“So then, with endurance, let’s also run the race that is laid out in front of us, since we have such a great cloud of witnesses surrounding us. Let’s throw off any extra baggage, get rid of the sin that trips us up, and fix our eyes on Jesus, faith’s pioneer and perfecter.” – Hebrews 12:1-2, Common English Bible
Last week I thought a lot about clothing as I prepared to preach on Colossians chapter 3 and the invitation to be clothed with Christ. This week, the image I’m pondering is luggage and baggage and its spiritual application.
Many people I know right now are in the process of moving. A college friend, my sibling and their family, my daughter’s godmother, and my best friend. Many of them are having to move themselves and ponder what they are taking and what they leave behind or give away. What goes in storage, what fits in your car. One friend had a car weighted so down with books that it caused the tire pressure to drop as they began their journey.
I’ve also recently read a few travel articles about what you can and cannot take in your carry-on or checked luggage, as many people are in the midst of end-of-summer travels and my mom is trying to travel to see an elderly relative overseas. In my searching, I discovered the TSA website has 49 pages of items on their prohibited list, with the extra caveat that even if some things are allowed, they might not be recommended or might get you an extra security screening. I had fun reading the list and thinking about all the people who prompted the making of this list. I learned that you could bring a wedding dress and deer antlers in your carry-on luggage, but a cricket bat and snow spikes should be in your checked baggage. In case you wondered, “artificial skeleton bones” are allowed in carry-on and checked baggage, while a live lobster can be in your checked bag.
Just like clothing is a metaphor for spiritual truths, so too is luggage. What spiritual bags do we want to carry with us on life’s journey? Which items, like a live lobster or bowling pins, perhaps do we just need to leave behind?

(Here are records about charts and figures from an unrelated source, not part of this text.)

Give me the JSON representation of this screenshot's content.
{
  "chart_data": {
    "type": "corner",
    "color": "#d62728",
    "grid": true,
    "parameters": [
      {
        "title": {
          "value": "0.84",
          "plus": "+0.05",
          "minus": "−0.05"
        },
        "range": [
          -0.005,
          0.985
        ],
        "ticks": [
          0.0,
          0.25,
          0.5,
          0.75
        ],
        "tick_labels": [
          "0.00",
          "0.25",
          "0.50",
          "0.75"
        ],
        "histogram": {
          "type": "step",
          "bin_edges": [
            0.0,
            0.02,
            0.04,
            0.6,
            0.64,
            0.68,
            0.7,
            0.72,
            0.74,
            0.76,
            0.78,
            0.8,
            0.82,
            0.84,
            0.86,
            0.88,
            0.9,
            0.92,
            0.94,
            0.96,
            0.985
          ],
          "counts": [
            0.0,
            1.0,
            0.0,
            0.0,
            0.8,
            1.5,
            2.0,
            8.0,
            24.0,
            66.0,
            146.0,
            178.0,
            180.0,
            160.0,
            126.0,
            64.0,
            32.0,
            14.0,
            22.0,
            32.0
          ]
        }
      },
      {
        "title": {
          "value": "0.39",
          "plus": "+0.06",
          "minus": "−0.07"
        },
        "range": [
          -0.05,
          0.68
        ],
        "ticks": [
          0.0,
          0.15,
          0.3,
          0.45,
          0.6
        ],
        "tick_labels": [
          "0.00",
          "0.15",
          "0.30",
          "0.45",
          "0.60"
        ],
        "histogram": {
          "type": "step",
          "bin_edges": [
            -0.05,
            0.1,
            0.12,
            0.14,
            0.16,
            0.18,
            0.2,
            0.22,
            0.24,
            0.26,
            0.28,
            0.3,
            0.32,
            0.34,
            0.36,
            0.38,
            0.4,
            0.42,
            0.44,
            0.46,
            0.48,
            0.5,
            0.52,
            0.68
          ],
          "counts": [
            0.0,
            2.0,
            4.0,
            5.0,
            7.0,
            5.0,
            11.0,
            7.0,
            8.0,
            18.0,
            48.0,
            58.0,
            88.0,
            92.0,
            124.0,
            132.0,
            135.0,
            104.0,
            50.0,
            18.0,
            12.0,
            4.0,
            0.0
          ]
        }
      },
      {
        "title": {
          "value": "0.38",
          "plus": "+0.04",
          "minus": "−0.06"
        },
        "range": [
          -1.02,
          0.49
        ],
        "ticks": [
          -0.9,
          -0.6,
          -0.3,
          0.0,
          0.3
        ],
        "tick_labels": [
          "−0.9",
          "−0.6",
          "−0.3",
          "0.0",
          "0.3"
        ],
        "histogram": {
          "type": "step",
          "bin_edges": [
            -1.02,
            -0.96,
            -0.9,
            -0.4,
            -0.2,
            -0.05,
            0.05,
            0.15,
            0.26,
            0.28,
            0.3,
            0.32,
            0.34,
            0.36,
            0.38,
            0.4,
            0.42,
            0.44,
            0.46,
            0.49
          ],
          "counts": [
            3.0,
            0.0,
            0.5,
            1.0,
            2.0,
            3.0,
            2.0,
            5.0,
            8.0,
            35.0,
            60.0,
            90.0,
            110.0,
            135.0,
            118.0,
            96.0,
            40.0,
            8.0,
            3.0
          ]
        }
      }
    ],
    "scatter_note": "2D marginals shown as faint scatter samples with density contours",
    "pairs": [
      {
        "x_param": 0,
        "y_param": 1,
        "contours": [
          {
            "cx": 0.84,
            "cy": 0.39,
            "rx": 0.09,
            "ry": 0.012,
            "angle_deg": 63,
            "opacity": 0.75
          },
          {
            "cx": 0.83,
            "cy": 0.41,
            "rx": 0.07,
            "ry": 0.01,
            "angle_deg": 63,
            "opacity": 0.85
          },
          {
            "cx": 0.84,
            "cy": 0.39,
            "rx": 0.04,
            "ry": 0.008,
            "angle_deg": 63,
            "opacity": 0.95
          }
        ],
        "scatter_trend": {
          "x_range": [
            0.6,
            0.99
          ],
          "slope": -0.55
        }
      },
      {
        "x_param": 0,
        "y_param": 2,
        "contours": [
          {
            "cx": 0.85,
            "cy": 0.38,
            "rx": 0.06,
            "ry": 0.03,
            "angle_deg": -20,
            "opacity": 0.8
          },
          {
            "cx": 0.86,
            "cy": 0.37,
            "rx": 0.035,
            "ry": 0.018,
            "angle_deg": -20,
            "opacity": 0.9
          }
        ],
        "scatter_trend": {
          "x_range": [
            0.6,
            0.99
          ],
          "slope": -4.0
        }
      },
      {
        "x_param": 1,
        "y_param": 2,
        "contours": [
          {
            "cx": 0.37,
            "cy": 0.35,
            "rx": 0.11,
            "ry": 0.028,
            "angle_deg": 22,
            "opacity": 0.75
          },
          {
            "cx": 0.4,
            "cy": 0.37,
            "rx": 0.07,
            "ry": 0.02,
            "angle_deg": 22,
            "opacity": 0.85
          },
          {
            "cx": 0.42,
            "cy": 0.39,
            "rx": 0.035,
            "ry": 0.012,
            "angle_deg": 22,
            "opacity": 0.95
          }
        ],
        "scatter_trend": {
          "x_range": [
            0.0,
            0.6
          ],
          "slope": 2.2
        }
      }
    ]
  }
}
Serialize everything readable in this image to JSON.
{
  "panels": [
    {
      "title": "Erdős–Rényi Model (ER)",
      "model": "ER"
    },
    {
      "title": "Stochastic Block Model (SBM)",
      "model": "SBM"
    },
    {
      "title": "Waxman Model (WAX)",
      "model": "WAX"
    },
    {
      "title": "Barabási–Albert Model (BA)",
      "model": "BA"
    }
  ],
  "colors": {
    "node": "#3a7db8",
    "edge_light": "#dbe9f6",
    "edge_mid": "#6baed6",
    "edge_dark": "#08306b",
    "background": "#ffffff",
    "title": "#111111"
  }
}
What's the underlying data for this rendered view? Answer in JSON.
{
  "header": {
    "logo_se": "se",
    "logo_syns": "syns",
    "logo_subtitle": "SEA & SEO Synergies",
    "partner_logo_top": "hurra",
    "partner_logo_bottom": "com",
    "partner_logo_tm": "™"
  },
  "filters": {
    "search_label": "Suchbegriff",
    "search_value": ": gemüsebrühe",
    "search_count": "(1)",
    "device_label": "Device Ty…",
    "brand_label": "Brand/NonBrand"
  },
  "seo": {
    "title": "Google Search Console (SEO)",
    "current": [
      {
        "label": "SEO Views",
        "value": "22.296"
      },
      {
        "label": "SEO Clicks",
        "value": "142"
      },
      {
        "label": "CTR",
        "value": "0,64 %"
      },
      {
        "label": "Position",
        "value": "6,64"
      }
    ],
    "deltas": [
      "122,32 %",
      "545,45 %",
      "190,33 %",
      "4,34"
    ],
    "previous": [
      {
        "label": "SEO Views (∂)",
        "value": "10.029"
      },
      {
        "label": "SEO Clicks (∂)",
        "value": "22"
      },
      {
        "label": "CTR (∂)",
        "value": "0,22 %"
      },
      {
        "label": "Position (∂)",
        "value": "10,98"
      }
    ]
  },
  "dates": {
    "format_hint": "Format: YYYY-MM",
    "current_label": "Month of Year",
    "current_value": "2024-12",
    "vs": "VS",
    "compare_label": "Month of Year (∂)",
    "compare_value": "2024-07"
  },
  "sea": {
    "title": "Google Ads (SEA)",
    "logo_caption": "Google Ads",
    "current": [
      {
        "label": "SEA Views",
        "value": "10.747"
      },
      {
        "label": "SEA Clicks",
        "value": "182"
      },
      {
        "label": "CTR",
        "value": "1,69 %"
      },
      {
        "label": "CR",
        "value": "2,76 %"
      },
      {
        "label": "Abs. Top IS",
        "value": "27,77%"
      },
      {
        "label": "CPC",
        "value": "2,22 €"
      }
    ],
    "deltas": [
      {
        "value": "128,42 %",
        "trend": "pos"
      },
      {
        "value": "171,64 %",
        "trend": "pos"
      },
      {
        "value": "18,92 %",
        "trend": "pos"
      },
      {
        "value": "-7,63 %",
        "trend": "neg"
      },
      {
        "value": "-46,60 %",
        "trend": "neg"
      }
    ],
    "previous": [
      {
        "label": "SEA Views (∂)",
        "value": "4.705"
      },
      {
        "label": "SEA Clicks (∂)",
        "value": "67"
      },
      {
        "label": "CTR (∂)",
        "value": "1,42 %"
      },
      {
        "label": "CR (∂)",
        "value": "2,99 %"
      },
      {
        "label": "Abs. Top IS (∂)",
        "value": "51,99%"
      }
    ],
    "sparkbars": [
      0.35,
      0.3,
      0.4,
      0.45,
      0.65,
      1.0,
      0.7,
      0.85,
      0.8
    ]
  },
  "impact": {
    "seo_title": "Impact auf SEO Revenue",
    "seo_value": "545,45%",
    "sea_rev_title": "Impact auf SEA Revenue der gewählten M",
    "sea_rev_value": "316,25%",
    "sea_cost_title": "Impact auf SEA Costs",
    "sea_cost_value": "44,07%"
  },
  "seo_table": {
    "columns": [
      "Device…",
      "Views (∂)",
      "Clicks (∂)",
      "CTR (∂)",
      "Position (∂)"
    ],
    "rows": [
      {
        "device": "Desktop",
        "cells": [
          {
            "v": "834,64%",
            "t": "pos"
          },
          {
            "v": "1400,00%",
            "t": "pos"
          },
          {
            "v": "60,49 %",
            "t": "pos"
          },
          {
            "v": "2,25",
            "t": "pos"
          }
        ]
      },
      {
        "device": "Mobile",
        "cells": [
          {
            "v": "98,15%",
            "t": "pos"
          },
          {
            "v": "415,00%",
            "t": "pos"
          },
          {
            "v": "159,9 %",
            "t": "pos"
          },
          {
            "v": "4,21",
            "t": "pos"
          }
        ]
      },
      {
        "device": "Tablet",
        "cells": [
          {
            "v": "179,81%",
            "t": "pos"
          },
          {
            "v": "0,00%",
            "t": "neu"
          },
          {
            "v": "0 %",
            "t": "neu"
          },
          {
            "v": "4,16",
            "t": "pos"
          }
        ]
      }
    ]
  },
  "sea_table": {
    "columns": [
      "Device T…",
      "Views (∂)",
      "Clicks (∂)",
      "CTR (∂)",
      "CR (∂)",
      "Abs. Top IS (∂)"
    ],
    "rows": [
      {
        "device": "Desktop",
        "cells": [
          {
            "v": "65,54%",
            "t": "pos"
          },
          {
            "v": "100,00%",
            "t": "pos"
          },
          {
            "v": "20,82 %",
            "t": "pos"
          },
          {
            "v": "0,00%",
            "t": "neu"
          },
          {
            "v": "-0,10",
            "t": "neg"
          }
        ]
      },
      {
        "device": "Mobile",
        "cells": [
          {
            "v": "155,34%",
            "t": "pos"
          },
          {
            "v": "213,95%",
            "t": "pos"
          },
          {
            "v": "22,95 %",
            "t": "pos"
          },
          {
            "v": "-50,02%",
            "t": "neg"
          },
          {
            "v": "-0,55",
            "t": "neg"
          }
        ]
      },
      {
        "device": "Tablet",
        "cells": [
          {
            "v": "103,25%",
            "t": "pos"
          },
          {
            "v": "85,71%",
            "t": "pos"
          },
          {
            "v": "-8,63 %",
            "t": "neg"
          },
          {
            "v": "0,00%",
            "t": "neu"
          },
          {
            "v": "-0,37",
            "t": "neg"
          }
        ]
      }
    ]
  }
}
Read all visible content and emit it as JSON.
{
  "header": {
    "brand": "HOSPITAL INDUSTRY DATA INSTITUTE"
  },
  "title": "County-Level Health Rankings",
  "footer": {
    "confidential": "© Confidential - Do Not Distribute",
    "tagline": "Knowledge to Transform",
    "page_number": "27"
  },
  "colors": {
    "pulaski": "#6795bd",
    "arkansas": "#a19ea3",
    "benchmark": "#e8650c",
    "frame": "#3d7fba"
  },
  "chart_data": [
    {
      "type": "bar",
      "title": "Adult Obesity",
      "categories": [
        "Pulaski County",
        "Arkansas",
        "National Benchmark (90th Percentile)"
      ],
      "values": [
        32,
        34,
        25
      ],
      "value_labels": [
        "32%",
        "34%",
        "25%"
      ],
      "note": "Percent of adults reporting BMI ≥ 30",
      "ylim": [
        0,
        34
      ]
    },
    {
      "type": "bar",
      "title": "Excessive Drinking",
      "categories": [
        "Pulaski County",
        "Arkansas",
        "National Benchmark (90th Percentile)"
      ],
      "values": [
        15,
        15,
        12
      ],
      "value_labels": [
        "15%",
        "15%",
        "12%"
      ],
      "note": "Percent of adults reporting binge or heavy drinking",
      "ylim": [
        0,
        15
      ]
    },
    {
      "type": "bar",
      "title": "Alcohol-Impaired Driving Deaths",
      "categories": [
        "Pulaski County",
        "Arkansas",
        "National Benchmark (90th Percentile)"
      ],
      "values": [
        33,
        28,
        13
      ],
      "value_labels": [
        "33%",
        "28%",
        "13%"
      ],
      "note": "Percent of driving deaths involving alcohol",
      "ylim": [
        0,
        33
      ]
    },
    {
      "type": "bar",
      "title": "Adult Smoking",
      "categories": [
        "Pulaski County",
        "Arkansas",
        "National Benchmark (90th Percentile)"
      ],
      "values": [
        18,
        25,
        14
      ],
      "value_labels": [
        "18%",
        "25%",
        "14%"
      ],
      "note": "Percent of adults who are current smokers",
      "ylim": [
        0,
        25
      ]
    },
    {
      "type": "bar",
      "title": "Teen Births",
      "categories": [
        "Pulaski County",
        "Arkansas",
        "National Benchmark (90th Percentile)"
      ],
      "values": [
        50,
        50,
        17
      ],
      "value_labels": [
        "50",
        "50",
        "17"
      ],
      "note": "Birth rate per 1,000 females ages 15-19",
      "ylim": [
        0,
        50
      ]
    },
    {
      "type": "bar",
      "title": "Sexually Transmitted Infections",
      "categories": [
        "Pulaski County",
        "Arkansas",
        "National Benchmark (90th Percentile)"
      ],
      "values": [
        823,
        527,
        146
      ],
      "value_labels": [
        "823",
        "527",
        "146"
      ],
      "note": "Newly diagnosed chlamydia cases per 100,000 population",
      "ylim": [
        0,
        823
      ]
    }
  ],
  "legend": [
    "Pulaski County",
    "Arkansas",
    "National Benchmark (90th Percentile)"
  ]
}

“Jesus told them, “Take nothing for the journey—no walking stick, no bag, no bread, no money, not even an extra shirt.” – Luke 9:3, Common English Bible
Jesus sends out his disciples to share the good news of God’s reign in the world and told them not to pack much for the journey. In fact, on one trip, he encouraged them to take nothing. That’s hard for me to ponder, but I wonder spiritually what it might teach us. The writer to the Hebrews encourages the readers to “throw off any extra baggage, get rid of the sin that trips us up.” Throughout the Gospels and New Testament letters we are encouraged to get rid of the baggage of anger, wrath, greed, abusive language, and other bad behaviors and practices and to take on or carry-on virtues of peace, patience, justice, self-control, joy, love.
Are my bags packed with these virtues? Do I need to leave a few old bags or boxes behind? What do I need to pack for the journey? What do I need to send to the St. David’s Fair shed – or the recycling bin? How might I more wisely choose what I really need to buy or acquire?
I hope and pray for myself and all of us that whether we spiritually need to move to another state and get rid of a house full of burdens, or if you’re just going to visit friends for a long weekend and only need a carry-on of shorts, sunscreen, a hat, and a book, that we all will have the wisdom and grace to leave behind what no longer draws us closer to God or our neighbors. How might we pack our bags or our cars light, so we can be free to live with joy and grace.
“God be with you at each stop and each sea;
At each lying down and each rising up;
In the trough of the waves, on the crest of the billows.
Each step of the journey you take.”
Happy moves and joyful travels. May we all have the wisdom to travel light.